Geral
Leilão do Galeão entra na reta final após reunião; seis empresas mostram interesse
Roadshow promovido pelo governo federal atraiu seis empresas; leilão está marcado para 30 de março e terá valor mínimo de R$ 932 milhões
O Governo Federal concluiu nesta quinta-feira, 5, o roadshow do Leilão de Venda Assistida da concessão do Aeroporto Internacional do Galeão, no Rio de Janeiro, agendado para o dia 30 de março. Ao todo, seis empresas participaram das reuniões, mas seus nomes não foram divulgados.
No entanto, segundo o secretário Nacional de Aviação Civil, Daniel Longo, o número de participantes no roadshow não reflete necessariamente o total de investidores interessados. "Hoje, temos uma gama de empresas com expertise e conhecimentos sobre o processo regulatório e que podem dispensar essa etapa", explicou Longo, em nota oficial.

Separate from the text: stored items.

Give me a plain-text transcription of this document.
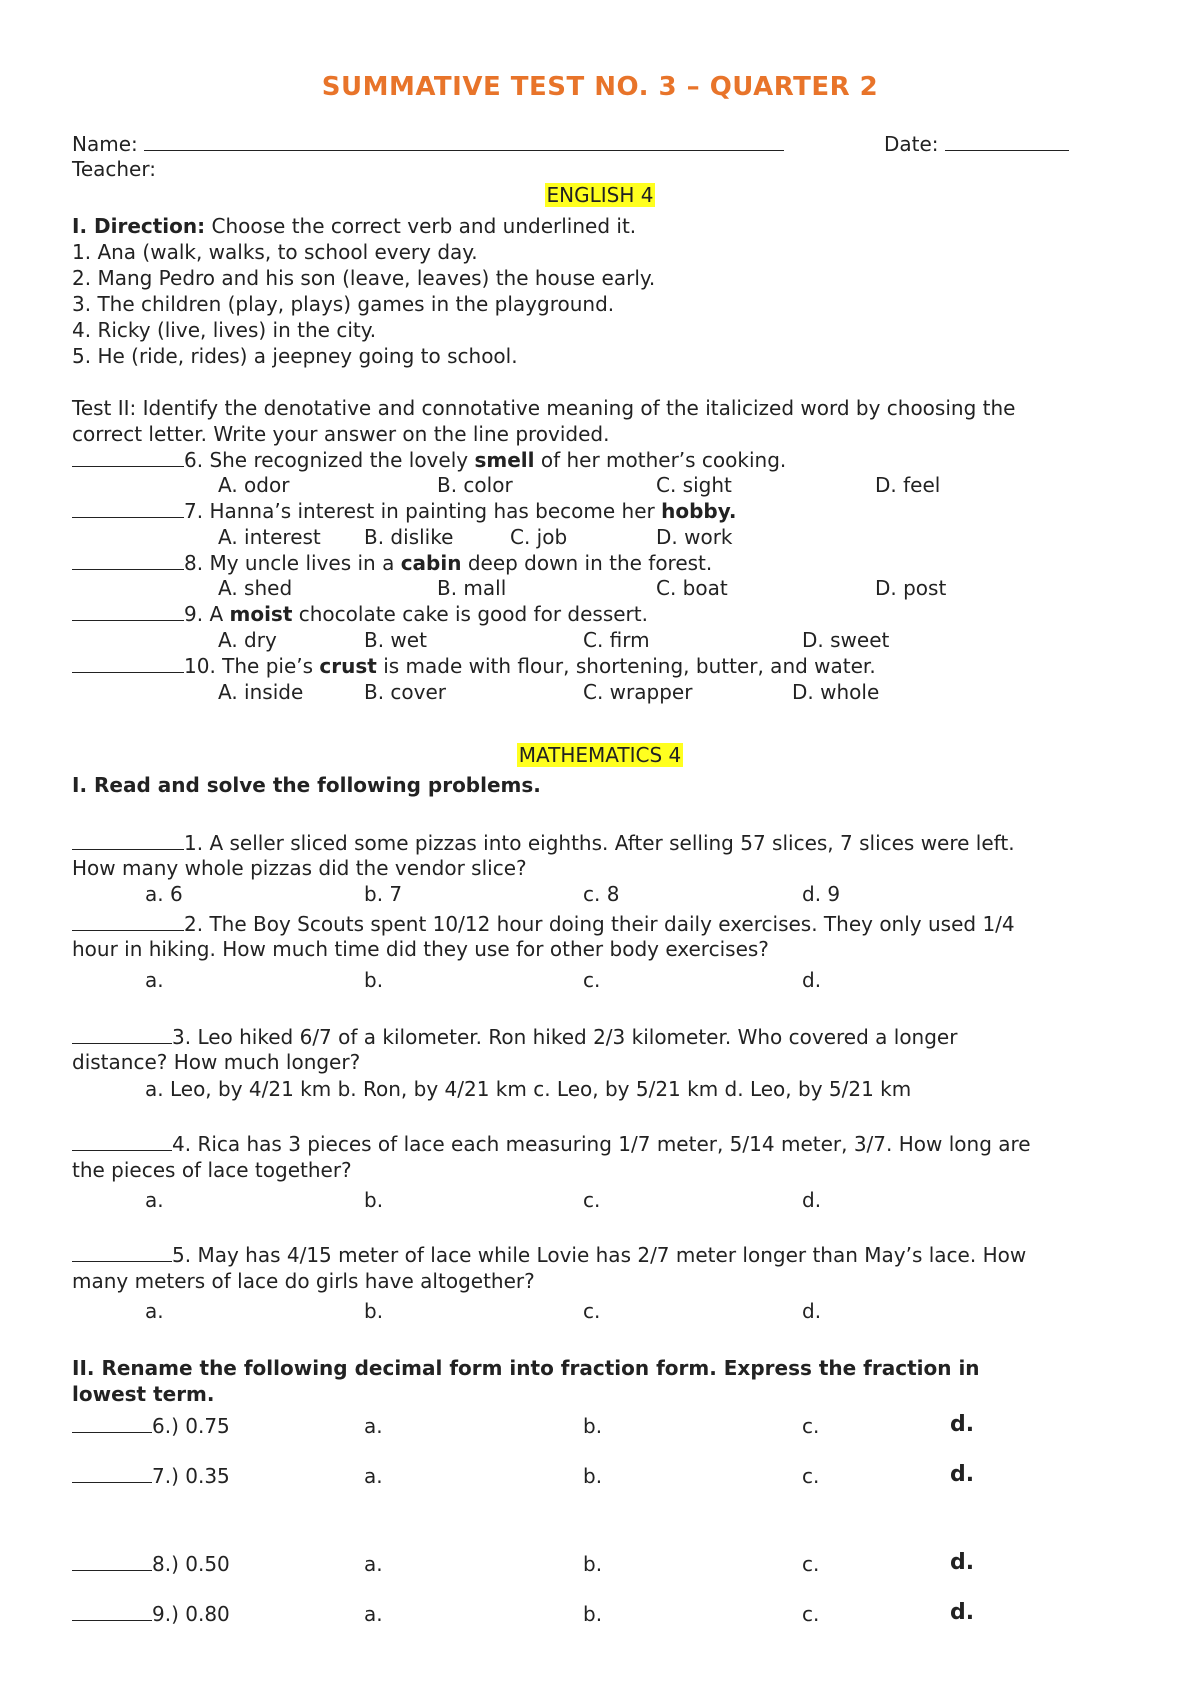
SUMMATIVE TEST NO. 3 – QUARTER 2
Name:	Date:
Teacher:
ENGLISH 4
I. Direction: Choose the correct verb and underlined it.
1. Ana (walk, walks, to school every day.
2. Mang Pedro and his son (leave, leaves) the house early.
3. The children (play, plays) games in the playground.
4. Ricky (live, lives) in the city.
5. He (ride, rides) a jeepney going to school.
Test II: Identify the denotative and connotative meaning of the italicized word by choosing the
correct letter. Write your answer on the line provided.
6. She recognized the lovely smell of her mother’s cooking.
A. odor	B. color	C. sight	D. feel
7. Hanna’s interest in painting has become her hobby.
A. interest B. dislike	C. job	D. work
8. My uncle lives in a cabin deep down in the forest.
A. shed	B. mall	C. boat	D. post
9. A moist chocolate cake is good for dessert.
A. dry	B. wet	C. firm	D. sweet
10. The pie’s crust is made with flour, shortening, butter, and water.
A. inside	B. cover	C. wrapper	D. whole
MATHEMATICS 4
I. Read and solve the following problems.
1. A seller sliced some pizzas into eighths. After selling 57 slices, 7 slices were left.
How many whole pizzas did the vendor slice?
a. 6	b. 7	c. 8	d. 9
2. The Boy Scouts spent 10/12 hour doing their daily exercises. They only used 1/4
hour in hiking. How much time did they use for other body exercises?
a.	b.	c.	d.
3. Leo hiked 6/7 of a kilometer. Ron hiked 2/3 kilometer. Who covered a longer
distance? How much longer?
a. Leo, by 4/21 km b. Ron, by 4/21 km c. Leo, by 5/21 km d. Leo, by 5/21 km
4. Rica has 3 pieces of lace each measuring 1/7 meter, 5/14 meter, 3/7. How long are
the pieces of lace together?
a.	b.	c.	d.
5. May has 4/15 meter of lace while Lovie has 2/7 meter longer than May’s lace. How
many meters of lace do girls have altogether?
a.	b.	c.	d.
II. Rename the following decimal form into fraction form. Express the fraction in
lowest term.
6.) 0.75	a.	b.	c.	d.
7.) 0.35	a.	b.	c.	d.
8.) 0.50	a.	b.	c.	d.
9.) 0.80	a.	b.	c.	d.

O roadshow foi realizado pelo Ministério de Portos e Aeroportos (MPor), em parceria com a Secretaria Especial do Programa de Parcerias de Investimentos (Seppi), da Casa Civil, e a Agência Nacional de Aviação Civil (Anac). Durante os encontros, foram detalhados os principais pontos do projeto de concessão, como o modelo do leilão, as diretrizes contratuais e as perspectivas operacionais e econômicas do terminal.
Entre as etapas preliminares, está prevista uma sessão pública de esclarecimentos no dia 26 de fevereiro, às 10h, no auditório da B3, com transmissão online pelo canal da B3.
Venda assistida
O leilão de venda assistida do Aeroporto do Galeão será aberto ao mercado. Entretanto, conforme o acordo firmado, os acionistas privados das concessionárias Changi, de Cingapura, e Vinci, da França, que detêm 51% da RIOgaleão, deverão apresentar ao menos uma proposta no valor mínimo para participar do certame.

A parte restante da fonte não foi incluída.